A data leak is the unauthorised disclosure of data — such as credentials — online. Leaked passwords are tried automatically across many services (credential stuffing). Checking and securing is therefore central.

Updated: 2026-06-19

Immediate steps

  1. 1Check whether your e-mail address appears in known leaks (e.g. HPI Identity Leak Checker, Have I Been Pwned).
  2. 2Change passwords of affected services — no reuse across accounts.
  3. 3Use a password manager so every account has its own password.
  4. 4Enable 2FA everywhere it is offered.
  5. 5Preserve unusual activity and login notifications (screenshots, timestamps).
  6. 6If online banking is affected: inform your bank and monitor accounts.

What not to do

  • Do not keep using leaked passwords — not even slightly modified.
  • Do not pay for “leak removal” offers — once leaked, data cannot be reliably deleted from the net.
  • Do not ignore warnings — an old leak can be used for takeovers years later.
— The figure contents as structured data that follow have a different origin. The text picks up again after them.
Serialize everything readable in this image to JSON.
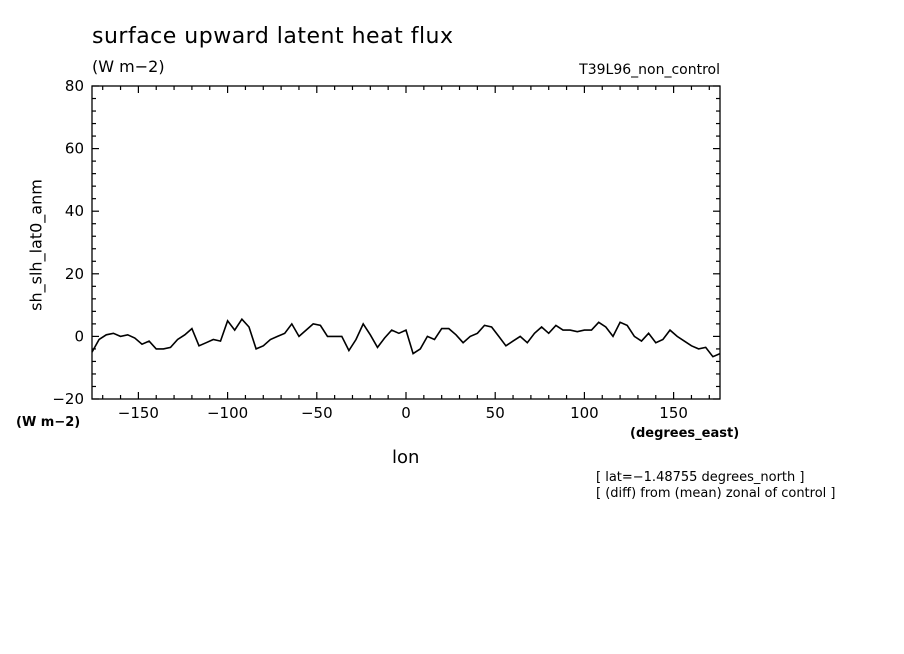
{
  "header": {
    "title": "surface upward latent heat flux",
    "units": "(W m−2)",
    "experiment": "T39L96_non_control"
  },
  "axes": {
    "y_units": "(W m−2)",
    "x_units": "(degrees_east)"
  },
  "notes": [
    "[ lat=−1.48755 degrees_north ]",
    "[ (diff) from (mean) zonal of control ]"
  ],
  "colors": {
    "line": "#000000",
    "background": "#ffffff"
  },
  "chart_data": {
    "type": "line",
    "title": "surface upward latent heat flux",
    "xlabel": "lon",
    "ylabel": "sh_slh_lat0_anm",
    "xlim": [
      -176,
      176
    ],
    "ylim": [
      -20,
      80
    ],
    "x_ticks": [
      -150,
      -100,
      -50,
      0,
      50,
      100,
      150
    ],
    "x_tick_labels": [
      "−150",
      "−100",
      "−50",
      "0",
      "50",
      "100",
      "150"
    ],
    "y_ticks": [
      -20,
      0,
      20,
      40,
      60,
      80
    ],
    "y_tick_labels": [
      "−20",
      "0",
      "20",
      "40",
      "60",
      "80"
    ],
    "grid": false,
    "series": [
      {
        "x": [
          -176,
          -172,
          -168,
          -164,
          -160,
          -156,
          -152,
          -148,
          -144,
          -140,
          -136,
          -132,
          -128,
          -124,
          -120,
          -116,
          -112,
          -108,
          -104,
          -100,
          -96,
          -92,
          -88,
          -84,
          -80,
          -76,
          -72,
          -68,
          -64,
          -60,
          -56,
          -52,
          -48,
          -44,
          -40,
          -36,
          -32,
          -28,
          -24,
          -20,
          -16,
          -12,
          -8,
          -4,
          0,
          4,
          8,
          12,
          16,
          20,
          24,
          28,
          32,
          36,
          40,
          44,
          48,
          52,
          56,
          60,
          64,
          68,
          72,
          76,
          80,
          84,
          88,
          92,
          96,
          100,
          104,
          108,
          112,
          116,
          120,
          124,
          128,
          132,
          136,
          140,
          144,
          148,
          152,
          156,
          160,
          164,
          168,
          172,
          176
        ],
        "values": [
          -5,
          -1,
          0.5,
          1,
          0,
          0.5,
          -0.5,
          -2.5,
          -1.5,
          -4,
          -4,
          -3.5,
          -1,
          0.5,
          2.5,
          -3,
          -2,
          -1,
          -1.5,
          5,
          2,
          5.5,
          3,
          -4,
          -3,
          -1,
          0,
          1,
          4,
          0,
          2,
          4,
          3.5,
          0,
          0,
          0,
          -4.5,
          -1,
          4,
          0.5,
          -3.5,
          -0.5,
          2,
          1,
          2,
          -5.5,
          -4,
          0,
          -1,
          2.5,
          2.5,
          0.5,
          -2,
          0,
          1,
          3.5,
          3,
          0,
          -3,
          -1.5,
          0,
          -2,
          1,
          3,
          1,
          3.5,
          2,
          2,
          1.5,
          2,
          2,
          4.5,
          3,
          0,
          4.5,
          3.5,
          0,
          -1.5,
          1,
          -2,
          -1,
          2,
          0,
          -1.5,
          -3,
          -4,
          -3.5,
          -6.5,
          -5.5
        ]
      }
    ]
  }
}
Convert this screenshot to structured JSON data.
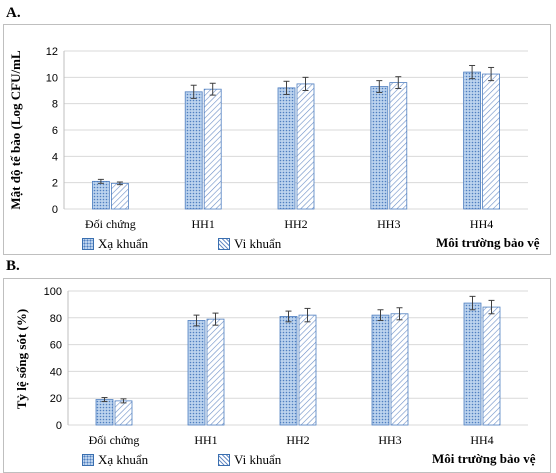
{
  "chart_data": [
    {
      "type": "bar",
      "panel_label": "A.",
      "categories": [
        "Đối chứng",
        "HH1",
        "HH2",
        "HH3",
        "HH4"
      ],
      "series": [
        {
          "name": "Xạ khuẩn",
          "values": [
            2.1,
            8.9,
            9.2,
            9.3,
            10.4
          ],
          "errors": [
            0.15,
            0.5,
            0.5,
            0.45,
            0.5
          ]
        },
        {
          "name": "Vi khuẩn",
          "values": [
            1.95,
            9.1,
            9.5,
            9.6,
            10.25
          ],
          "errors": [
            0.1,
            0.45,
            0.5,
            0.45,
            0.5
          ]
        }
      ],
      "ylabel": "Mật độ tế bào (Log CFU/mL",
      "xlabel": "Môi trường bảo vệ",
      "ylim": [
        0,
        12
      ],
      "yticks": [
        0,
        2,
        4,
        6,
        8,
        10,
        12
      ],
      "grid": true,
      "legend_position": "bottom"
    },
    {
      "type": "bar",
      "panel_label": "B.",
      "categories": [
        "Đối chứng",
        "HH1",
        "HH2",
        "HH3",
        "HH4"
      ],
      "series": [
        {
          "name": "Xạ khuẩn",
          "values": [
            19,
            78,
            81,
            82,
            91
          ],
          "errors": [
            1.5,
            4,
            4,
            4,
            5
          ]
        },
        {
          "name": "Vi khuẩn",
          "values": [
            18,
            79,
            82,
            83,
            88
          ],
          "errors": [
            1.5,
            4.5,
            5,
            4.5,
            5
          ]
        }
      ],
      "ylabel": "Tỷ lệ sống sót (%)",
      "xlabel": "Môi trường bảo vệ",
      "ylim": [
        0,
        100
      ],
      "yticks": [
        0,
        20,
        40,
        60,
        80,
        100
      ],
      "grid": true,
      "legend_position": "bottom"
    }
  ],
  "colors": {
    "grid": "#d9d9d9",
    "bar_outline": "#4f7fc0",
    "dots_fill": "#bcd3ee",
    "hatch": "#6c8fc7",
    "error_bar": "#404040"
  }
}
When professional help makes sense

We check discreetly whether and where your access or company data is circulating, prioritise hardening and can set up ongoing monitoring — without promising to “delete” leaked data.

Get in touch

Common questions

What does a hit in the leak check mean?
That your address appears in a known dataset. First change the passwords of the affected and most important services and enable 2FA.
Can leaked data be deleted?
No — once distributed, data cannot be reliably retrieved. Hardening and monitoring make sense, not paying for deletion promises.
How often should I check?
Regularly — or via ongoing monitoring that reports new hits automatically.